Ordnance Notes -- by Bob Stoner GMCM (SW) Ret.
Smith and Wesson Model 10 "Military and Police" Revolver
The S&W Model 10 is probably the most successful revolver ever produced. The Model 10 began its life in 1889 as the S&W "Hand Ejector" in .38 S&W caliber. The "Hand Ejector" was upgraded to the popular .38 S&W Special cartridge in 1902. During the 1920s, S&W renamed the piece as the "Military and Police" or "M&P" model. The M&P added the "Model 10" to its designation in 1958. It is still in production with over 6 million delivered; 1 million of which were delivered in World War 2. At the height of its popularity, over 80 percent of the law enforcement agencies in the United States used the Model 10.

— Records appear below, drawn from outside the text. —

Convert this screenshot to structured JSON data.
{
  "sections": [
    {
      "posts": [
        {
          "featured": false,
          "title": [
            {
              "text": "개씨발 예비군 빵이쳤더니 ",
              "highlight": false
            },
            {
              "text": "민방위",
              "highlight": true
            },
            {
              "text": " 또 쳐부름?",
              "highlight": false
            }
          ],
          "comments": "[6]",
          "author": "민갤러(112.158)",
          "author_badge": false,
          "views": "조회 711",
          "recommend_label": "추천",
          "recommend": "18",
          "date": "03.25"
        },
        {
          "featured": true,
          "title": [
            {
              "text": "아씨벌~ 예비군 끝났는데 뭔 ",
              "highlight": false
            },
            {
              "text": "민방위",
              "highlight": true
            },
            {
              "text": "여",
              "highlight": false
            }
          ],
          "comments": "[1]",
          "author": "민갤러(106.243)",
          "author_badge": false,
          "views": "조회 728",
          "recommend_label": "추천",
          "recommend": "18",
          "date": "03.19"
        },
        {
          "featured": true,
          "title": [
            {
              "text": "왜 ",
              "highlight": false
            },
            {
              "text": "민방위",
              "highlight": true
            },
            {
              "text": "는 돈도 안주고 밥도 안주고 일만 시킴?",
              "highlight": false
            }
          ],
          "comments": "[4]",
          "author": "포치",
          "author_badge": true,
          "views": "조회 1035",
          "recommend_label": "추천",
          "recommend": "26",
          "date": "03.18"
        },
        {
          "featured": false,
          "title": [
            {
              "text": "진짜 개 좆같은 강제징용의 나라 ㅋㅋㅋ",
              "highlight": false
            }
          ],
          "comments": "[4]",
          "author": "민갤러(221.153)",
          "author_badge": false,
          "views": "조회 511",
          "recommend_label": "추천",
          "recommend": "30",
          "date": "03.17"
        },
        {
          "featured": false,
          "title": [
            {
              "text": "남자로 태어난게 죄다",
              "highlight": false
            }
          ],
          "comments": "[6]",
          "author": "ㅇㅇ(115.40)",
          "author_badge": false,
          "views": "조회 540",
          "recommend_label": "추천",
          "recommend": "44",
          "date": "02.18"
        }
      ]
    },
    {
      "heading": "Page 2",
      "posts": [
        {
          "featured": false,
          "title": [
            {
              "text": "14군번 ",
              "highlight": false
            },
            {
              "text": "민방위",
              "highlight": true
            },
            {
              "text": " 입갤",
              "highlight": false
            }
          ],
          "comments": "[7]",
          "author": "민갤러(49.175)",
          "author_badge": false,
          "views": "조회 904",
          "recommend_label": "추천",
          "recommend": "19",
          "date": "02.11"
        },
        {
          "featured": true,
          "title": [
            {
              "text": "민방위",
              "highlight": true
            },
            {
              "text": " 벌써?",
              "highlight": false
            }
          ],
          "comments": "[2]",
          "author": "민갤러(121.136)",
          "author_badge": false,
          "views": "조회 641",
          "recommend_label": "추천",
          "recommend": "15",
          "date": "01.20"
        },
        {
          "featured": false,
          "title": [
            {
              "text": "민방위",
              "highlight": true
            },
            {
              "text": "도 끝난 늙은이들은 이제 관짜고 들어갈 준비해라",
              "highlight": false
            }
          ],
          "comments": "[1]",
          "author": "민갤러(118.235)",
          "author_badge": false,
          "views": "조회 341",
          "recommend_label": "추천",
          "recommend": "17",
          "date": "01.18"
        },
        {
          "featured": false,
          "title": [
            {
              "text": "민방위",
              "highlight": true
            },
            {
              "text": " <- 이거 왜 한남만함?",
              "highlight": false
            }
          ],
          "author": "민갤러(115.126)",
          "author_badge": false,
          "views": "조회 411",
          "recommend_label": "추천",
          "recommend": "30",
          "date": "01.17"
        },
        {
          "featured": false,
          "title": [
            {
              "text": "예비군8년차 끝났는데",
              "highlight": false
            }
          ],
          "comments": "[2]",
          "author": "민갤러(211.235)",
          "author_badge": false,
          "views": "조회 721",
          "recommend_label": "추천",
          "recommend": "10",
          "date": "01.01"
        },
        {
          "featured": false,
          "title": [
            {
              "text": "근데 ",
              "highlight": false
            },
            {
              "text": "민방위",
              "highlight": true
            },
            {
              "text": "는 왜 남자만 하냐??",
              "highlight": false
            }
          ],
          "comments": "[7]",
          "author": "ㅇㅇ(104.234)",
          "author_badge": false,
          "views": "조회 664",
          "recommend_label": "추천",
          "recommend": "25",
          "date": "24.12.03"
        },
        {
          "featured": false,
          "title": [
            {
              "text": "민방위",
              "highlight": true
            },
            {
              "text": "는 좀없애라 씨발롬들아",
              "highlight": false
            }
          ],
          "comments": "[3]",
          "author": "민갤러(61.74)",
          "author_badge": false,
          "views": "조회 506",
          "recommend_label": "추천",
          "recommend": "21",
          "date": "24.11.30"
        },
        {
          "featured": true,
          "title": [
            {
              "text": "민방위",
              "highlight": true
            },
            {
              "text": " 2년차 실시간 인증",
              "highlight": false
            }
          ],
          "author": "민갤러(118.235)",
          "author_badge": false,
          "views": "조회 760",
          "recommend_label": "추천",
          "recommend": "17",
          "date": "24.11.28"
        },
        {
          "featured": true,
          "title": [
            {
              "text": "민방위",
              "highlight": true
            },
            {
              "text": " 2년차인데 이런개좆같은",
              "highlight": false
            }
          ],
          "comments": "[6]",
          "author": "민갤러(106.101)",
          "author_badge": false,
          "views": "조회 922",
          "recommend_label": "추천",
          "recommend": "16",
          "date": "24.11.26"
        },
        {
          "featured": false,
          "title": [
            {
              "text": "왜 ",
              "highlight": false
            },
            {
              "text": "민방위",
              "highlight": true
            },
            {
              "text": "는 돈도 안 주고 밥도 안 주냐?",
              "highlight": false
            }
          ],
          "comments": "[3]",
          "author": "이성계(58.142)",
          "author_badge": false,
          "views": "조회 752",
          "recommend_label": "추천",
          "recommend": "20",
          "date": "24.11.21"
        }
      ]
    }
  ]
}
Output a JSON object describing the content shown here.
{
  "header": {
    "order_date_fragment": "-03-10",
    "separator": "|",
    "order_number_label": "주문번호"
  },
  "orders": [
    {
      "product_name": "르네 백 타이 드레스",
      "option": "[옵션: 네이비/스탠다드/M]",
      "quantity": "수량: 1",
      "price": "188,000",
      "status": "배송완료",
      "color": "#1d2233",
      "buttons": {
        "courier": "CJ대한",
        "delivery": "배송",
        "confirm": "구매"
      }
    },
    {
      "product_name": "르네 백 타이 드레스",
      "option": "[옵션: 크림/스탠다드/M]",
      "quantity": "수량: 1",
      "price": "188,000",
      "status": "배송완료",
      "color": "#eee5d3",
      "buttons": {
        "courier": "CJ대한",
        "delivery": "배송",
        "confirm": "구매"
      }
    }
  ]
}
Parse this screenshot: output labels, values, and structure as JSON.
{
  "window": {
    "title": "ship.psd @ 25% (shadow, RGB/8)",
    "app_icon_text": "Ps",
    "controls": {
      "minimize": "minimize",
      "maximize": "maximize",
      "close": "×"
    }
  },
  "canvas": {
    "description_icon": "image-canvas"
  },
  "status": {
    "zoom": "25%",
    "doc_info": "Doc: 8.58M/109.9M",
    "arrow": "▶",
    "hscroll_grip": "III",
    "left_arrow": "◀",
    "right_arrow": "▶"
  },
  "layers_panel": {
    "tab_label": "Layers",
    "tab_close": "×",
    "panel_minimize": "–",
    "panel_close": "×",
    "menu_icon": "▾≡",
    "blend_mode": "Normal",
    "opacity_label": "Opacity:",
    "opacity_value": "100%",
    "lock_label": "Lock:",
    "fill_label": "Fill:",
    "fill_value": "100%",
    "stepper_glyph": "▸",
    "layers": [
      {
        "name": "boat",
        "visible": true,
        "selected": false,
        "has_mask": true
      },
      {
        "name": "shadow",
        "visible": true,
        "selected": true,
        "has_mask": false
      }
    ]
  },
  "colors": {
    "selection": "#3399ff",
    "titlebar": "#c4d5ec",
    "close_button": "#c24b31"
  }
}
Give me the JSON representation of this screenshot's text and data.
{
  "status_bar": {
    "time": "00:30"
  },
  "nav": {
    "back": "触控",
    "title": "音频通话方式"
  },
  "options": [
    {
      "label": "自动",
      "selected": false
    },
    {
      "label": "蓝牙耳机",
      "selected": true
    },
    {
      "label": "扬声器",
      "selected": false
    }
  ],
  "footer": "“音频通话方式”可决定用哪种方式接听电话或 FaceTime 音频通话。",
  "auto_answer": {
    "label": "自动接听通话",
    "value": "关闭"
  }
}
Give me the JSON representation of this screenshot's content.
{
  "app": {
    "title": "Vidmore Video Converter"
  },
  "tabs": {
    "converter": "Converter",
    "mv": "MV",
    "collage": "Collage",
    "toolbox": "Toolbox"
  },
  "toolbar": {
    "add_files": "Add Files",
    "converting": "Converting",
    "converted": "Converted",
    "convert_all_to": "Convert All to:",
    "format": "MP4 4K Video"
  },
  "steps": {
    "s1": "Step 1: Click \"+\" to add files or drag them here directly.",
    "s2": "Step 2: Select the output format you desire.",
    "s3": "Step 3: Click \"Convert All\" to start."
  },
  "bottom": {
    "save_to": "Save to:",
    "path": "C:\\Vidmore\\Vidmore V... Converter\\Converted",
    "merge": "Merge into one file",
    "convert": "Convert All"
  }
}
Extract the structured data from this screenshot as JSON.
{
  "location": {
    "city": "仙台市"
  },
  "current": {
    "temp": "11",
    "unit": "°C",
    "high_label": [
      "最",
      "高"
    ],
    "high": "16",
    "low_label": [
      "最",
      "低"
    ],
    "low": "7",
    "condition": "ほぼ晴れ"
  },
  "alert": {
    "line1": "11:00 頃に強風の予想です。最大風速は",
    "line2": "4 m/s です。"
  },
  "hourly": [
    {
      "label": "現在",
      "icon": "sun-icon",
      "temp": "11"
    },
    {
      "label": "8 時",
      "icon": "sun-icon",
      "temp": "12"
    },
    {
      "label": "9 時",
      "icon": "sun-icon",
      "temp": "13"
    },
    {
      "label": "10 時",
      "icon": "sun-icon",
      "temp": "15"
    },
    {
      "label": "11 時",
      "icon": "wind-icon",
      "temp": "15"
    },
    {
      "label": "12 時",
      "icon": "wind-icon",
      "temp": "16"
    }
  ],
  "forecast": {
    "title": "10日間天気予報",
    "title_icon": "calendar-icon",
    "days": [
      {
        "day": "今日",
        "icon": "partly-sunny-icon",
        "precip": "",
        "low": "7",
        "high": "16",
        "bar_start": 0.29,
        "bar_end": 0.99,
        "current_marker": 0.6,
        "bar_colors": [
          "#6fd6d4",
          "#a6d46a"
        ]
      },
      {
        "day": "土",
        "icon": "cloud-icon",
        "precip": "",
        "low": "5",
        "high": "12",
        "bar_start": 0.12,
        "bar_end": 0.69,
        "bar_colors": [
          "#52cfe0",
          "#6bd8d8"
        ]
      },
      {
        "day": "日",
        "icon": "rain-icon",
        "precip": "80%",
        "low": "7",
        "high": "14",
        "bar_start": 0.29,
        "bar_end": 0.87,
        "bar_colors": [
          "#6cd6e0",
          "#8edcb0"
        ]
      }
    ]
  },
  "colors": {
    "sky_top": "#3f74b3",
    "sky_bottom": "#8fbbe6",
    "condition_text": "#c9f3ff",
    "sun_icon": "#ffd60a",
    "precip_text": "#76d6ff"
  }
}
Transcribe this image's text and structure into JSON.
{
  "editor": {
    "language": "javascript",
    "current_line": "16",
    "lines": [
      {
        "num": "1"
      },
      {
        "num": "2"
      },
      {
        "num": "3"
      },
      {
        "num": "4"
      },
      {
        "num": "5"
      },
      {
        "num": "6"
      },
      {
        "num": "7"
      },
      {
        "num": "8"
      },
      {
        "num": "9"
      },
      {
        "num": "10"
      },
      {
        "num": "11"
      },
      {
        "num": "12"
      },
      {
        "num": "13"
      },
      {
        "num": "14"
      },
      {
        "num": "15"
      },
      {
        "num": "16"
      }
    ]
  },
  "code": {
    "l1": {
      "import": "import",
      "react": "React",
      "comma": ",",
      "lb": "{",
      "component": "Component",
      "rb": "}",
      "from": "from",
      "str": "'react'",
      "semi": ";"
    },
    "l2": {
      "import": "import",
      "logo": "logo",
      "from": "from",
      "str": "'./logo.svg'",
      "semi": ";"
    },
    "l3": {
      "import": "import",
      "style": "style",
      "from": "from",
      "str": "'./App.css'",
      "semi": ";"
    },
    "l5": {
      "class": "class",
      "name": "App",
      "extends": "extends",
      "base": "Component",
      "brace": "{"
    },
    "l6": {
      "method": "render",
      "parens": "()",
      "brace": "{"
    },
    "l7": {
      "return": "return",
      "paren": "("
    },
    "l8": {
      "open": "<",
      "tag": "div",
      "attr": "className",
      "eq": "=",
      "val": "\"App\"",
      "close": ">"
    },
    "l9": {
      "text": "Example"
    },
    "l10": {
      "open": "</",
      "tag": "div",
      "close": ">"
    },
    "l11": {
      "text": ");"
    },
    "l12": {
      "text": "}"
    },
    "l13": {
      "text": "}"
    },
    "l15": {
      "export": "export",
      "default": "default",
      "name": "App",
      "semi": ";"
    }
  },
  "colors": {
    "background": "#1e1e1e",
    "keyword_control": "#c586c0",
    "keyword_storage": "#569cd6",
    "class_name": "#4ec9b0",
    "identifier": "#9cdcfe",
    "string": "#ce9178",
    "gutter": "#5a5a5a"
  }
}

The Model 10 is a conventional 6-short revolver in .38 S&W Special caliber. It has a cylinder which swings out to the left. The center-mounted ejector rod will simultaneously eject 6 rounds from the cylinder for reloading. There is no manual safety. Finish may be blued or gray "Parkerized" (manganese phosphate). Most WW2 production guns are Parkerized and have a lanyard loop on the butt. WW2 guns have their rear sights milled into the top of the frame and have wooden grips. Post-war Model 10s may also be blued and may be found with plastic grips, adjustable sights, and heavier barrels.
The Model 10 M&P weighs 2.2 pounds, is approximately 9.3 inches long, and has a 4-inch barrel. Its most common civilian loading is with a 158-grain lead bullet. Its most common military loading is the M41 with a 158-grain full metal jacketed bullet. The M41 cartridge is known as a very poor "stopper" for serious social encounters. Nevertheless, the Model 10 was very popular with aircrews and other personnel.